Key benefits and use cases
- Aggregating large data without full extraction: Remote tables enable referencing very large datasets and creating aggregated materialized views or Spark SQL views without loading the full raw data into Incorta.
- Reducing storage duplication: Duplicating large datasets in shared storage can consume significant disk space and memory. Remote tables eliminate unnecessary duplication when only a subset or an aggregated dataset is needed.
- Data lake–first architectures: Organizations maintaining centralized data lakes can share datasets with Incorta without disrupting existing storage architecture.

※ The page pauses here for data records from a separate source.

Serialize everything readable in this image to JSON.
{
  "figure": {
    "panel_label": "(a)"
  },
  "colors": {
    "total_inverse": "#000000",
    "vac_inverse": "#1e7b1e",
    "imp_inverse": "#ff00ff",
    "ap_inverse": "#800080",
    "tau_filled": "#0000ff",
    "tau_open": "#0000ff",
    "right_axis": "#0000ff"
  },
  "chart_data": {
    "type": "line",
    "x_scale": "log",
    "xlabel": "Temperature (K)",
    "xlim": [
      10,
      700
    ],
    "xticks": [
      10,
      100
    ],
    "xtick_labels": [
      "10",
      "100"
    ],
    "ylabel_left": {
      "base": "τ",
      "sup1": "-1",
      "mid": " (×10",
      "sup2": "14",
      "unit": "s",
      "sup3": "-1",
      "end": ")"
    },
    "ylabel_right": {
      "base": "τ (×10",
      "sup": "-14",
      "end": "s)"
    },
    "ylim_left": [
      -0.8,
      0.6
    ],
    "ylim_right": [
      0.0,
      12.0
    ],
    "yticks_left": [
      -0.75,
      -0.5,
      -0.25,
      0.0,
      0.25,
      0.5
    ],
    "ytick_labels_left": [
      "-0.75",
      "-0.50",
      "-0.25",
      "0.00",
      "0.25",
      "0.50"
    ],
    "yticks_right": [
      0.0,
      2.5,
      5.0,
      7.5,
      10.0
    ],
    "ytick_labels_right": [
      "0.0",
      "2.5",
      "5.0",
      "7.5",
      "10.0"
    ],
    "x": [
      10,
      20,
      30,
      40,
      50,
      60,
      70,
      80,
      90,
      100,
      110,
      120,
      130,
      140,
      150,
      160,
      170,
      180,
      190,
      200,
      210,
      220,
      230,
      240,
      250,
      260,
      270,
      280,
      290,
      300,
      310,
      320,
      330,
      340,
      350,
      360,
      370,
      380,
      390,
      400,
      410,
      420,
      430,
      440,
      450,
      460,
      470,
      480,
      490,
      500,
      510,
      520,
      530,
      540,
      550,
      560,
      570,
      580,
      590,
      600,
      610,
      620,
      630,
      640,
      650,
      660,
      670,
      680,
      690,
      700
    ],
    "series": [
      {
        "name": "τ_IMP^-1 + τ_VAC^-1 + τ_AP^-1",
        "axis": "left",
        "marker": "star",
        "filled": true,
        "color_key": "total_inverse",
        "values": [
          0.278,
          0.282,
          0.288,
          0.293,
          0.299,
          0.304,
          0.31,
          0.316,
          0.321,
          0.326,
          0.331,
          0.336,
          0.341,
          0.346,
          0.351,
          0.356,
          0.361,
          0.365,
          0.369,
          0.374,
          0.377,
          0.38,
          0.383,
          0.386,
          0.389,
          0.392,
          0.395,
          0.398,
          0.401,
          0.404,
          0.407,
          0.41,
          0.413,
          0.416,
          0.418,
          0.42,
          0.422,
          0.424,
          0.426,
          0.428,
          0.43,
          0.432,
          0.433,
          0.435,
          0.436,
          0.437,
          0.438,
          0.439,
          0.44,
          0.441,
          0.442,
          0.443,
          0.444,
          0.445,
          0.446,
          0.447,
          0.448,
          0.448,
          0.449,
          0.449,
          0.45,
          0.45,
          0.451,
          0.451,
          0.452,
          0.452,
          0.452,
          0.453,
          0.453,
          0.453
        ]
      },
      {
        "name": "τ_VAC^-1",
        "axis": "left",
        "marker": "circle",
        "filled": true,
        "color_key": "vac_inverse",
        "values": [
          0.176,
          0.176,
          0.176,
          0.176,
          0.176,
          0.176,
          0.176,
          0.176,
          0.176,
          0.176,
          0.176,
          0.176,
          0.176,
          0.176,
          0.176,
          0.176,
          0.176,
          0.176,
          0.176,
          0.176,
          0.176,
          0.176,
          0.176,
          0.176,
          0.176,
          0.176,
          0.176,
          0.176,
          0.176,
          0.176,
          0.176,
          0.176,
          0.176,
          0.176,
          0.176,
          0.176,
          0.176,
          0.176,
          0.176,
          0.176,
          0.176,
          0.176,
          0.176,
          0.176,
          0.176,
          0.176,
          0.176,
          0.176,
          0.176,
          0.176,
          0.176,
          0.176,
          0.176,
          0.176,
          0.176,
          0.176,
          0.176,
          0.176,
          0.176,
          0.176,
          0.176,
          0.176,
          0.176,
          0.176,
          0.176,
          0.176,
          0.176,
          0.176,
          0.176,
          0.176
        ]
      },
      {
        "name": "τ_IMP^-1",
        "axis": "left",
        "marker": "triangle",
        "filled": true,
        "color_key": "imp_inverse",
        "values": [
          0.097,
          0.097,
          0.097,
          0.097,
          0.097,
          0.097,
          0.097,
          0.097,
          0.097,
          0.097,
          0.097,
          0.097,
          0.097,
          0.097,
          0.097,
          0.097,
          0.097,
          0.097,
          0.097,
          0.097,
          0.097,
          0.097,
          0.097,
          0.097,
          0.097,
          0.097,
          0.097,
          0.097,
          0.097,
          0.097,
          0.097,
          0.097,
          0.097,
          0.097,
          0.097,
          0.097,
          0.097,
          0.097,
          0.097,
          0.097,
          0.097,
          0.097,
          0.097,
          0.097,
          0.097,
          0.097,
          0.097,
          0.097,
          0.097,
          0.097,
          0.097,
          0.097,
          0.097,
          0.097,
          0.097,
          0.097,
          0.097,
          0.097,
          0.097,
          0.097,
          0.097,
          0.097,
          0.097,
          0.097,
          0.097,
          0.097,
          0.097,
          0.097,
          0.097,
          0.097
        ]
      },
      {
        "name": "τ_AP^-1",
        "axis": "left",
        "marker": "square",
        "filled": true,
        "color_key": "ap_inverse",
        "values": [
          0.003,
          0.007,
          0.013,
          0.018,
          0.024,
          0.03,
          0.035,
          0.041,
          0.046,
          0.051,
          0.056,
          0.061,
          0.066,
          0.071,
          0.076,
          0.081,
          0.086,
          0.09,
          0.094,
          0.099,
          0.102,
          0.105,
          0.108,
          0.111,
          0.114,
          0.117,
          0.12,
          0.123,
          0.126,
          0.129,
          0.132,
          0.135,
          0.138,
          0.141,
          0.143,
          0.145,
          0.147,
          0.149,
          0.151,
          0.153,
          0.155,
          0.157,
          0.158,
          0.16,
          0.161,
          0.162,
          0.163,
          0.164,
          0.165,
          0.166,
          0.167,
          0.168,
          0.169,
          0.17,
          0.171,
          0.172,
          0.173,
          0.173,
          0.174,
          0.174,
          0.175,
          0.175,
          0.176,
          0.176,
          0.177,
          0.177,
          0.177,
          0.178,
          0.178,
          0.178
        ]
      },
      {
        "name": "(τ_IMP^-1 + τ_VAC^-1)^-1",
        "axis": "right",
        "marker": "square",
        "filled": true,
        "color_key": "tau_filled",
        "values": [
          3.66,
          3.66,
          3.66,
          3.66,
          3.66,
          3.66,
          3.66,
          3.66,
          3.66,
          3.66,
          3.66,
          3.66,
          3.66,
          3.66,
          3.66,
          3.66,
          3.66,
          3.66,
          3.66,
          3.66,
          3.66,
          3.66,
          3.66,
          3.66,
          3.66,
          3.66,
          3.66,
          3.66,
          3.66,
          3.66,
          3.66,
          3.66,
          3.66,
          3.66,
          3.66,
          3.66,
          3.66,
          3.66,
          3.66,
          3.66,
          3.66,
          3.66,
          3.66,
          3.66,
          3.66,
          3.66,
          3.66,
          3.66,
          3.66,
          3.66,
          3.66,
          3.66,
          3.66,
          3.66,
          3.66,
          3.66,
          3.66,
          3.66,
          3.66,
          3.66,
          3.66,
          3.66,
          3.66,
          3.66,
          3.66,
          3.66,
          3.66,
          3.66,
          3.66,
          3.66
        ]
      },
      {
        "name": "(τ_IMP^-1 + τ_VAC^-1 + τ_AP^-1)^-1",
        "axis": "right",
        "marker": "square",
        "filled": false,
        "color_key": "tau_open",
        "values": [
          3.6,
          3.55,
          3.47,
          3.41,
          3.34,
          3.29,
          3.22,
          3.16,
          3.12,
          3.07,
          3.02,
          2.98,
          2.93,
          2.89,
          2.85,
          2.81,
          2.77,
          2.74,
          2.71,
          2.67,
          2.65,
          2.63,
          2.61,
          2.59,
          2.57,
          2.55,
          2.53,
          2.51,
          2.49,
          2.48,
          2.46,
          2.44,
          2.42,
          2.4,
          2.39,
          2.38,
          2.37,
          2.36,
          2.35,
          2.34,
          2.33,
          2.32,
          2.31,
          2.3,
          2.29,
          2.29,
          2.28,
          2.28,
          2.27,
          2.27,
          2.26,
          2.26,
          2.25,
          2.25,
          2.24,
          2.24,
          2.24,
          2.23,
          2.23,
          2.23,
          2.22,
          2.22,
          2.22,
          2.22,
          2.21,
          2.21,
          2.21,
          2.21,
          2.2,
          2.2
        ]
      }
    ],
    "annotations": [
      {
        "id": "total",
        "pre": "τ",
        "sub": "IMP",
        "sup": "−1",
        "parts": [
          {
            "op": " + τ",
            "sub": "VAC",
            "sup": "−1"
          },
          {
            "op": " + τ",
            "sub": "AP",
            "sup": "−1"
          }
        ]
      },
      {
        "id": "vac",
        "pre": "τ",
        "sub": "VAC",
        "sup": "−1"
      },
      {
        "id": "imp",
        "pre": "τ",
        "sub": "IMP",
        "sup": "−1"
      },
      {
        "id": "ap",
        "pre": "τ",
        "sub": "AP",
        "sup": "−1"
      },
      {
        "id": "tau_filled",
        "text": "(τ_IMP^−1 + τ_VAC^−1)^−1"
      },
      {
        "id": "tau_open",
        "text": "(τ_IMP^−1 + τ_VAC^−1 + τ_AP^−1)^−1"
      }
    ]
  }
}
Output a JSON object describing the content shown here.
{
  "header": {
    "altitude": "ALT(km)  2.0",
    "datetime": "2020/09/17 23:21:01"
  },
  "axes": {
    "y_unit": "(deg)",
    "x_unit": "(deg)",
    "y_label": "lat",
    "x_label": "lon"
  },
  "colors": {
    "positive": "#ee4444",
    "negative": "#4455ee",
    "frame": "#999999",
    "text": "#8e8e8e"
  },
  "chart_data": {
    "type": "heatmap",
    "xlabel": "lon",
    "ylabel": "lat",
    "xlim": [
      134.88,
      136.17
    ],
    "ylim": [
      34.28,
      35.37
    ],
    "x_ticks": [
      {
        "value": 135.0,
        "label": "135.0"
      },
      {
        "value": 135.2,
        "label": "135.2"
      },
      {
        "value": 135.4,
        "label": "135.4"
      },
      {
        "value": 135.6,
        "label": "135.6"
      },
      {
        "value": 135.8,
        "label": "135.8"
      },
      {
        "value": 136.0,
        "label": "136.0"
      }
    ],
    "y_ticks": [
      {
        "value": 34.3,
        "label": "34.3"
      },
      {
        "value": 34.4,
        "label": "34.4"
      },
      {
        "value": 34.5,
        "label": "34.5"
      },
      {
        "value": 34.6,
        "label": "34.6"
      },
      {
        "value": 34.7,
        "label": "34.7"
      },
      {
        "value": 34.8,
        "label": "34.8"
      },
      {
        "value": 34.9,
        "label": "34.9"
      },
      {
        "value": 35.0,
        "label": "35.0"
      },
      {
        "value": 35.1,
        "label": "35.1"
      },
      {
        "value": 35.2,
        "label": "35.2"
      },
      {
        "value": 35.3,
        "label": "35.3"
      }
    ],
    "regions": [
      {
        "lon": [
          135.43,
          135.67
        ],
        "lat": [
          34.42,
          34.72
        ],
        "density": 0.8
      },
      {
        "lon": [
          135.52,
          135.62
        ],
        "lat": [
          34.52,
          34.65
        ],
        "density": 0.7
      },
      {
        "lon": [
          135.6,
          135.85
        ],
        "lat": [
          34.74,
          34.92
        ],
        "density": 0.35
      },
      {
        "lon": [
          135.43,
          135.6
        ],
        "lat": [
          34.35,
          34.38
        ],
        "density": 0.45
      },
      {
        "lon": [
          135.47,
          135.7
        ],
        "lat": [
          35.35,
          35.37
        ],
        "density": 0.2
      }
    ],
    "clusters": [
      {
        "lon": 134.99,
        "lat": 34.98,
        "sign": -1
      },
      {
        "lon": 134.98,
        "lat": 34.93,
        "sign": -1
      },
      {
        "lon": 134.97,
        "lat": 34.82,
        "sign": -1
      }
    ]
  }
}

- External BI tool integration: External BI tools can access remote data via Incorta’s SQL interfaces without physically loading it into Incorta.
Supported connectors
Incorta supports remote tables for the following data lake connectors:
- Apache Hadoop (HDFS)
- Apache Hive
- AWS Athena
- AWS S3
- Google Cloud Storage (GCS)
- Microsoft Azure Gen2
- Local Files (Data Lake)
- FTP
- SFTP
How remote tables work
Create a data lake data source with appropriate cloud storage credentials.
Define a physical schema table in Incorta that references the data source, turn on the Remote toggle, and specify the remote data file type.
NotesBefore 2025.7, remote tables support text-based, ORC, and Parquet files only, while they start supporting Delta tables in 2025.7. They support union files starting with 2026.3.0.
Do one of the following to access the remote data:
- Create an MV that references the remote table, and load the MV to enable Analytics Service queries.
- Create a Spark SQL view (available starting 2026.3.0) for quick insights without materializing data.
- Use external BI tools, such as Power BI and Tableau, to query remote data directly via the standard SQL Interface or Advanced SQL Interface (supported starting 2026.3.0).
Remote tables vs. performance-optimized physical tables
| Aspect | Remote tables | Performance-optimized physical tables |
|---|---|---|
| Data Location | External storage | Incorta memory |
| Loading | No extraction | Full extraction and loading |
| Analytics Service Access | Via MVs or Spark SQL views only | Direct access |
| Memory Usage | Minimal | High (data in memory) |
| Query Performance | Depends on the external system and Spark | Optimized in-memory queries |
| Storage Requirements | None in Incorta | Full dataset stored |
| Use Case | Large datasets, selective access | Frequently queried data, fast analytics |
Known limitations
- The Analytics Service cannot query remote tables directly. To use remote data in dashboards, insights, or business views, you must first create a materialized view or Spark SQL view that references the remote table
- Standard incremental load capabilities don't apply to remote tables.
- The performance of queries against remote tables (via MVs or Spark SQL views) depends on network latency and source system availability and performance.
- Remote tables do not benefit from Incorta's in-memory processing and DDM processes unless materialized as MVs.